The FL SUN director said the cooperative’s launch on Aug. 8 was a successful event with “great turnout” and media coverage. The theme of the press conference, which featured historical re-enactors, was “making history.”
Warren Clarke, a lead volunteer and co-founder of the St. Johns Solar Cooperative, asserted that the launch event will serve as a catalyst for the transition to clean energy.
"This is going to be a nice start but it’s not going to be a huge start on the transition from dirty and dangerous fossil fuels to clean energy,” he said. “But it’s probably going to be a kickstarter for it."
Clarke suggested that a series of solar installations in St. Johns County could generate more cooperatives in the future.
"We'll have solar panels in a lot of neighborhoods and neighbors are going to talk to neighbors and this may not be the only solar cooperative we do in St. Johns County,” he said. “There may be a number more because more neighbors are going to want to do it."
Additionally, Clarke revealed that he wanted to install solar panels on his roof six months ago, but the process was daunting.
“We got bids from three different contractors and the bids were very different and the equipment was very different and we couldn’t really assess completely which we thought would be the best company to go with,” explained Clarke. “So, we put it off.”
That is, until he and his wife Pam saw signs for a cooperative in St. Petersburg that inspired him to start one in St. Johns County. Clarke brought the idea to Caren Goldman, the executive director of Compassionate St. Augustine, and put the plan in motion.
“We said, ‘Let's have this be the first thing we do as a new initiative of Compassionate St. Augustine, an environmental rights initiative,’” Clarke recanted. “So that's how it got started and that's what led us into it.”

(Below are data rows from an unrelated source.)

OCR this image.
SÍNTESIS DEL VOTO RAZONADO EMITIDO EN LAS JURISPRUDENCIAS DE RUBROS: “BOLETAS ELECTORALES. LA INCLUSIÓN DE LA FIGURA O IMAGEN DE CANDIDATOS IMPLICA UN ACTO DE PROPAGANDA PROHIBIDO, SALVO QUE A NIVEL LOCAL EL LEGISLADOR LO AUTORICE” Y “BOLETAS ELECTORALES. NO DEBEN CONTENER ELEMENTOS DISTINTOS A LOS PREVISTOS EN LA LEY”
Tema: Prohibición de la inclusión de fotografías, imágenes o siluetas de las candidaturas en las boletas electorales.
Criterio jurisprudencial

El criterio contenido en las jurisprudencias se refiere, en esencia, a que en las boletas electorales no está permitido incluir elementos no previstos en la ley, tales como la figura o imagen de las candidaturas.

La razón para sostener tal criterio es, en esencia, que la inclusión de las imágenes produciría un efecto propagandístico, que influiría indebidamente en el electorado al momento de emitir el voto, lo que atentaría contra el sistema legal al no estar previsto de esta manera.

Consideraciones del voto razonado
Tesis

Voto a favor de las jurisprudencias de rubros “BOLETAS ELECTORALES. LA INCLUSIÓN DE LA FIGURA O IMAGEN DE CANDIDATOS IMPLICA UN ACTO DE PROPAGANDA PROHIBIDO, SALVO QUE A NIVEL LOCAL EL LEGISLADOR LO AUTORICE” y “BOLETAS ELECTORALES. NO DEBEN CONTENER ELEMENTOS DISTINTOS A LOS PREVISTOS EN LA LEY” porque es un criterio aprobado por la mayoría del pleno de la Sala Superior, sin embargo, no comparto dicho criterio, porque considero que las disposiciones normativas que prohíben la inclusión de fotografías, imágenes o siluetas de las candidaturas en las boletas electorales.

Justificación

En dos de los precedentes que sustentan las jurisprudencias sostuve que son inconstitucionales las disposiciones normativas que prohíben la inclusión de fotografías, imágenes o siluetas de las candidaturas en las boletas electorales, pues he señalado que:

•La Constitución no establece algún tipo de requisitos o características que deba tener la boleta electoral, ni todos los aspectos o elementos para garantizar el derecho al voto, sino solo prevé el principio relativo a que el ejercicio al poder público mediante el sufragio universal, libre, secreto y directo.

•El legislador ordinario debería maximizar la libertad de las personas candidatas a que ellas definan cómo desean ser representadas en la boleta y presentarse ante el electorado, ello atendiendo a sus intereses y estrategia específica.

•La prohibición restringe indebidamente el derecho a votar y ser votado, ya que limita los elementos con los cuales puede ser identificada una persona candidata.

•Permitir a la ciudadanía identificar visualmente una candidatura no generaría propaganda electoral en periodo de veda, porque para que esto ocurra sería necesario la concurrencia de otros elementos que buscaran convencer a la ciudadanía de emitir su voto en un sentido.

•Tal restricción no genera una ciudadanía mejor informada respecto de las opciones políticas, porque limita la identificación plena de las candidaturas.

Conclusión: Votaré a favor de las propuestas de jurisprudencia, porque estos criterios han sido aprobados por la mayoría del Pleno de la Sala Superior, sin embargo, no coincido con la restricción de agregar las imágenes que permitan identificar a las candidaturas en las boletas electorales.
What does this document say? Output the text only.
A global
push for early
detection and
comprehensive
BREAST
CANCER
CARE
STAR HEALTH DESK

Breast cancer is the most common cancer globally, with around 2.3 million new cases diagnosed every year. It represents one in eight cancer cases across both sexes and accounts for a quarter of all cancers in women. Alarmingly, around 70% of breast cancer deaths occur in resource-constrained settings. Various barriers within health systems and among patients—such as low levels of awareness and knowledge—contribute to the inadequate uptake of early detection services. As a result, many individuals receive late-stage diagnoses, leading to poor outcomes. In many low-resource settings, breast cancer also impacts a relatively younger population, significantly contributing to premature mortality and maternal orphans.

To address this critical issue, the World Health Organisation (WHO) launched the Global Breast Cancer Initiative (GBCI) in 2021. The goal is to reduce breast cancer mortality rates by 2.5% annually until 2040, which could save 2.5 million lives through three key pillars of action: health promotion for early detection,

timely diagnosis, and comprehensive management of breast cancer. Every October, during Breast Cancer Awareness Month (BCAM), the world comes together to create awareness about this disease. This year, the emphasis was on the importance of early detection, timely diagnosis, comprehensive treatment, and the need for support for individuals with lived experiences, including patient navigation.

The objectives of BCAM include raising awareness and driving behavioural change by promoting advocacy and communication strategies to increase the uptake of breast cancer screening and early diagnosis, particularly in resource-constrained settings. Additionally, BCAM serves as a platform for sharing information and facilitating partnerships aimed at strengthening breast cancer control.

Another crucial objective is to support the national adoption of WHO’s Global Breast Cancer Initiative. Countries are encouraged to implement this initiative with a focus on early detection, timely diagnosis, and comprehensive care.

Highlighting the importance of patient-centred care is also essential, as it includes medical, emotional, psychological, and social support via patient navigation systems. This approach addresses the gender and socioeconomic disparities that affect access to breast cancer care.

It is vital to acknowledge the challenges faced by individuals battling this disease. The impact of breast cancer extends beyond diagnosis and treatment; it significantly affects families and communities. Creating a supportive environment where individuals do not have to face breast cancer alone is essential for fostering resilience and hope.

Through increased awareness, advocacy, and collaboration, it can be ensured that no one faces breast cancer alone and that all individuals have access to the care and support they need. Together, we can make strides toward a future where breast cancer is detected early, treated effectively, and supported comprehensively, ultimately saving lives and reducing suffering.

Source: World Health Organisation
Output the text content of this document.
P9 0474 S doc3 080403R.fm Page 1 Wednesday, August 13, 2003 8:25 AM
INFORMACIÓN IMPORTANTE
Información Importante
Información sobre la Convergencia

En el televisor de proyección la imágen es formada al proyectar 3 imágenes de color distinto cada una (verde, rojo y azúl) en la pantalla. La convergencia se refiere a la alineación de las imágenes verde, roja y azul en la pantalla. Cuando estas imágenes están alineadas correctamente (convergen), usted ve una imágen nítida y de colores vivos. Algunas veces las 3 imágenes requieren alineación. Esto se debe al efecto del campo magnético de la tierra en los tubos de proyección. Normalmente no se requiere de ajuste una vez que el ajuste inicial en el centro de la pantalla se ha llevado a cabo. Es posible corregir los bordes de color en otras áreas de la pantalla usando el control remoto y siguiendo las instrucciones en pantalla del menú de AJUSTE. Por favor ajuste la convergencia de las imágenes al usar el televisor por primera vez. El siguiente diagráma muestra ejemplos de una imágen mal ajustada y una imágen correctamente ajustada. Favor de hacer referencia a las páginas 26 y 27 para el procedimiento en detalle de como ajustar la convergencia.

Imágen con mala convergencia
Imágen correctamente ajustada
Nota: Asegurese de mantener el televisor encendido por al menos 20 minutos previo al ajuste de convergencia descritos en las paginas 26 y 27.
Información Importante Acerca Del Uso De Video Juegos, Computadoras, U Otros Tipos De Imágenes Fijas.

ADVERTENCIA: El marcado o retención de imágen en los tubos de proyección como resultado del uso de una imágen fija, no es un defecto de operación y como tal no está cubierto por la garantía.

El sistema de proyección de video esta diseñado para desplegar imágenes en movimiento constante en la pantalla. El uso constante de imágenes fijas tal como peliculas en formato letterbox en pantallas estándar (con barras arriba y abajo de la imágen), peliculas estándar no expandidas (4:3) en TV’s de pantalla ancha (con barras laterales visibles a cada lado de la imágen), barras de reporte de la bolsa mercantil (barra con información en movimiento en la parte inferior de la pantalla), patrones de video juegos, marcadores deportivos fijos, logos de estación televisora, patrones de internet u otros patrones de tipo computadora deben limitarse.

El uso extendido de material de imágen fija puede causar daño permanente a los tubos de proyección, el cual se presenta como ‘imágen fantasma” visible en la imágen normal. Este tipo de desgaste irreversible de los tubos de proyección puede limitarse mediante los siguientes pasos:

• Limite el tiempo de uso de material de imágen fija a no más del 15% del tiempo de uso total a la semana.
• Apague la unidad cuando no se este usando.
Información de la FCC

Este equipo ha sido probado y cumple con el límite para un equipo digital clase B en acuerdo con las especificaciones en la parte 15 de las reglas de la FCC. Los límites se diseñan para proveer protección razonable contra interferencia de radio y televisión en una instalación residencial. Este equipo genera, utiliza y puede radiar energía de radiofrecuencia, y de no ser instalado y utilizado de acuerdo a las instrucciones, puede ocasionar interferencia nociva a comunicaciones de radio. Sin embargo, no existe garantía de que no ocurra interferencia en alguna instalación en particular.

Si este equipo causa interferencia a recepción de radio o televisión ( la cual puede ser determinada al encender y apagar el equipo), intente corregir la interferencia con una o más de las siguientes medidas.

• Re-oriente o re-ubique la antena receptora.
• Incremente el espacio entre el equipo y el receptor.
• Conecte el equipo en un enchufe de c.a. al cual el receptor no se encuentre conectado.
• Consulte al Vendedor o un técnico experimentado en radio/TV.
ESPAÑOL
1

He contended that vetting installers as a group and working together with other clean energy advocates will help cooperative members know they’re going to get “the best option” using “a lot more wisdom than just doing it individually.”
The co-op will drive the price down markedly, Clarke said, because it will cut the price of the installer; they won’t have to spend as much money on installations and they can buy in bulk quantity.
Clarke, a retired pastor, emphasized the significance of the cooperative and its potential impact on future generations. Citing the “golden rule,” he said it is the responsibility of the current generation to treat young people the way they would want to be treated by cutting down on fossil fuels that are “dangerous to their thriving in the future.”
The cooperative will host two more information sessions: one at the Village Church at World Golf Village on Sept. 13 and another at the Palm Valley Community Center in Ponte Vedra Beach Oct. 10.